His son, William E. Pelham III, who is also a child psychologist, confirmed the death, in a hospital, but did not provide a cause.
Dr. Pelham began his career in the mid-1970s, when the modern understanding of mental health was emerging and psychologists were only just beginning to understand A.D.H.D. — and with it a new generation of medication to treat it.
Through the 1980s and ’90s, doctors and many parents embraced A.D.H.D. drugs like Ritalin and Adderall as miracle medications, though some, including Dr. Pelham, raised concerns about their efficacy and side effects.
Dr. Pelham was not opposed to medication. He recognized that drugs were effective at rapidly addressing the symptoms of A.D.H.D., like fidgeting, impulsiveness and lack of concentration. But in a long string of studies and papers, he argued that for most children, behavioral therapy, combined with parental intervention techniques, should be the first line of attack, followed by low doses of drugs, if necessary.

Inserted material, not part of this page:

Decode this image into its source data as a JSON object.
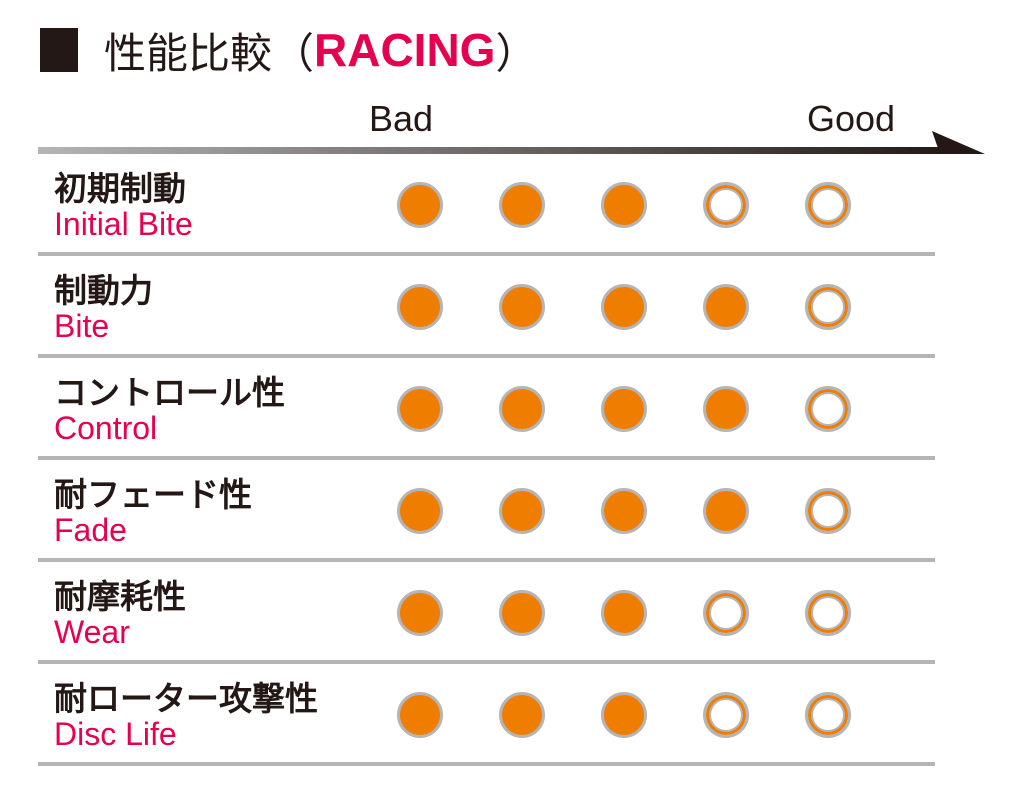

And yet, as he pointed out repeatedly, the reality was far different: The Centers for Disease Control and Prevention reported in 2016 that while six in 10 children diagnosed with A.D.H.D. were on medication, fewer than half received behavioral therapy.
In one major study, which he published in 2016 along with Susan Murphy, a statistician at the University of Michigan, he demonstrated the importance of treatment sequencing — that behavioral therapy should come first, then medication.
He and Dr. Murphy split a group of 146 children with A.D.H.D., from ages 5 to 12, into two groups. One group received a low dose of generic Ritalin; the other received nothing, but their parents were given instruction in behavioral-modification techniques.
After two months, children from both groups who showed no improvement were arranged into four new groups: The children given generic Ritalin received either more medication or behavioral modification therapy, and the children given behavioral modification therapy received either more intense therapy or a dose of medication.